I find this motion disappointing because it does not contain any specific measures.
The member for Niagara West—Glanbrook made some suggestions in his speech, and I would like to thank him for that.
The groups and associations we spoke with support this motion first and foremost because the debate will raise awareness and increase dialogue about anaphylaxis. Anaphylaxis Canada definitely supports it. I am not going to argue that.
However, what are the “appropriate measures necessary” that this motion refers to? I have a few suggestions. First, we need drug coverage in Canada.
Every affected person should have an auto-injector. It must be replaced once a year, even if it has not been used. Auto-injectors are not free and are not always covered by insurance, public or private. Each one costs more than $100. Families affected by the economic crisis, who are often part of the middle class and are suffering the consequences of the Conservative budget, must pay at least $100 out of their pockets each year for medication that could save a life. That is a problem. Many families cannot afford it, but they still need to have one. If we had a universal drug plan, the problem would be solved.

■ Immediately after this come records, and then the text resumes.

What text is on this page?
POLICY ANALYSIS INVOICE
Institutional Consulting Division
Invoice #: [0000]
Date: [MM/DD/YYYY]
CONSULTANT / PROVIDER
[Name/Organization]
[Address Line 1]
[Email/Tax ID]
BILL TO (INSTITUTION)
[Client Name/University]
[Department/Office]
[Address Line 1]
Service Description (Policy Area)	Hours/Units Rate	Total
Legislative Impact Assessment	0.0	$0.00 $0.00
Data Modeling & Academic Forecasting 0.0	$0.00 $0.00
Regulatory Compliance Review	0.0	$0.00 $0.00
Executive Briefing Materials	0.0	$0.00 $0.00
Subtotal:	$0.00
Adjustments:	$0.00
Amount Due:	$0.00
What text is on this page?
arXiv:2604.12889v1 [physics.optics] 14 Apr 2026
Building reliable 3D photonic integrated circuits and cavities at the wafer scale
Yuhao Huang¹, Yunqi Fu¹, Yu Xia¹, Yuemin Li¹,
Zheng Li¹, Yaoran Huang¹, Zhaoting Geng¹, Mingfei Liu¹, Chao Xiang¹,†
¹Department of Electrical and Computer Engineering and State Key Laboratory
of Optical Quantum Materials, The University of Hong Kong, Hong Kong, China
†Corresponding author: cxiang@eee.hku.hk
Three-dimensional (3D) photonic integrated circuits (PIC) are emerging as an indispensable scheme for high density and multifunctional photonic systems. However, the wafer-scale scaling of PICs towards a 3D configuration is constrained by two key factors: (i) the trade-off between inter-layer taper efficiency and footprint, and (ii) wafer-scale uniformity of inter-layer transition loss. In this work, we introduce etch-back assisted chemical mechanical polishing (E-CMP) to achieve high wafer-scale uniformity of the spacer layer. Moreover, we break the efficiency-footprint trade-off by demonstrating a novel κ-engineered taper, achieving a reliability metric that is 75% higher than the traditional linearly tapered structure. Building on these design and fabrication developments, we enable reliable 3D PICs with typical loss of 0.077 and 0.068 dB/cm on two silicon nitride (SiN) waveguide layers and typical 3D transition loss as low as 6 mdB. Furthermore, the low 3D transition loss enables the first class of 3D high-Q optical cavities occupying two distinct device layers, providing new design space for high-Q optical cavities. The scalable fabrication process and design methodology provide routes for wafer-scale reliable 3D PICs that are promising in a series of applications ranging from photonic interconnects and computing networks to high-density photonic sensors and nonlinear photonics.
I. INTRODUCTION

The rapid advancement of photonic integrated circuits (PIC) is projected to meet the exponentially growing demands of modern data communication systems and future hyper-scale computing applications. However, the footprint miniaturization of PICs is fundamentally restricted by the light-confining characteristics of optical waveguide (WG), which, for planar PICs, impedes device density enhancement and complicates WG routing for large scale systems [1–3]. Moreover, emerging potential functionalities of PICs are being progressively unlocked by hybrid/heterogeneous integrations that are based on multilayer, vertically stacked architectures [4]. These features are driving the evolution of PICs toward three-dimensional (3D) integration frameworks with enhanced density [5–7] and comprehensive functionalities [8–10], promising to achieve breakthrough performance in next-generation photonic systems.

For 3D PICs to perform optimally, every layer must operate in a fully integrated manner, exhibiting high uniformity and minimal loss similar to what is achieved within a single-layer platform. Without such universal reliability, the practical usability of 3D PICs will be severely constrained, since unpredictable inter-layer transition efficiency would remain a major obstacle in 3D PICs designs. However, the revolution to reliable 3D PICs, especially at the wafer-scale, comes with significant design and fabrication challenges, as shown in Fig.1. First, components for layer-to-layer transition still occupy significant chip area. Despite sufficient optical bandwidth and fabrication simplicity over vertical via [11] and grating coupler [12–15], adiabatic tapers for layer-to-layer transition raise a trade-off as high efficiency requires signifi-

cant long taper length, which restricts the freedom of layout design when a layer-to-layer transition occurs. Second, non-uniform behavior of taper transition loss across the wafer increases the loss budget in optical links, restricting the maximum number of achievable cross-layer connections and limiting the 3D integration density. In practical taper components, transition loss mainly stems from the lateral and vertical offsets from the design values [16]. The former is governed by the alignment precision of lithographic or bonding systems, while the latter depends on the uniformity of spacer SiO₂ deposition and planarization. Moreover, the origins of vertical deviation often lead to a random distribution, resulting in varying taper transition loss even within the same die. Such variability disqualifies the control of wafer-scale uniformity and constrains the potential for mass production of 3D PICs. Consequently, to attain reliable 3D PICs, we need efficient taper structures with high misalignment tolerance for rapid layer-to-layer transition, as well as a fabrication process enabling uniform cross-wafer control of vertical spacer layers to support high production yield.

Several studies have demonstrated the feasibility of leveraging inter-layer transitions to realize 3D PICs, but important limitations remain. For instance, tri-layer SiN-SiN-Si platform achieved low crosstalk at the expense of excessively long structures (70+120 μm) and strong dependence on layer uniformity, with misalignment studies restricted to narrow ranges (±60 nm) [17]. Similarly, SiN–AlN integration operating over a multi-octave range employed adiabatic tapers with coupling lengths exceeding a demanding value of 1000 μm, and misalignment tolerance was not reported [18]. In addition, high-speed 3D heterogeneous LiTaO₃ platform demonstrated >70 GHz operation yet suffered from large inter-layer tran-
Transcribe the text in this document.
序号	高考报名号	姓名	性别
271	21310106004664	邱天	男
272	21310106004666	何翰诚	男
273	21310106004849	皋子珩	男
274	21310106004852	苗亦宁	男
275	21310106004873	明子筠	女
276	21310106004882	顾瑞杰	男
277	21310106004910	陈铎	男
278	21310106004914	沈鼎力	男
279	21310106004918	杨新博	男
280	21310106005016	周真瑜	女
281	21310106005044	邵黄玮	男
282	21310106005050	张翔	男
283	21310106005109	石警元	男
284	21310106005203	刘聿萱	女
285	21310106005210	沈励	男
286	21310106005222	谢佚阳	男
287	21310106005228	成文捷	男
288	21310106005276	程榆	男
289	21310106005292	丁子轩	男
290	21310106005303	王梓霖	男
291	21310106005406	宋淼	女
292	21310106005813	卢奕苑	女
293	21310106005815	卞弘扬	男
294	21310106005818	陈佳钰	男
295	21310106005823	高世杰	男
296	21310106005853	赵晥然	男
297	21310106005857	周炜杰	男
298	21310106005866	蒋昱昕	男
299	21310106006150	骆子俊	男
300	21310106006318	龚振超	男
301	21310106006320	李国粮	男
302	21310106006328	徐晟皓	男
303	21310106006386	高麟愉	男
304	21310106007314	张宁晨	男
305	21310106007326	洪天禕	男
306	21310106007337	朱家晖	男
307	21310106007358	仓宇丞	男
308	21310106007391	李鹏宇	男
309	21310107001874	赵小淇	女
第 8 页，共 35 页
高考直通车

Access to our health care system and to primary care services also needs to be improved. Early diagnosis would prevent severe reactions. During an anaphylactic reaction, each minute, even each second, counts. However, that cannot happen because hundreds of thousands of Canadians, including thousands in my riding of Saint-Bruno—Saint-Hubert, do not have access to a family doctor. The same is true for emergency services.
Despite the inadequacies in our health care system, this government has decided to pull out of this sector. Instead of negotiating with the provinces and territories in order to determine how to make a drug plan work, this government has decided to unilaterally impose a funding formula on the provinces and territories and deprive them of $36 billion in federal health transfers. That was a Conservative promise.
Anaphylaxis is a very serious public health issue. I would like to thank the member for Niagara West—Glanbrook for having brought this debate forward. I hope that it will result in tangible help for Canadian families that have a member living with anaphylaxis.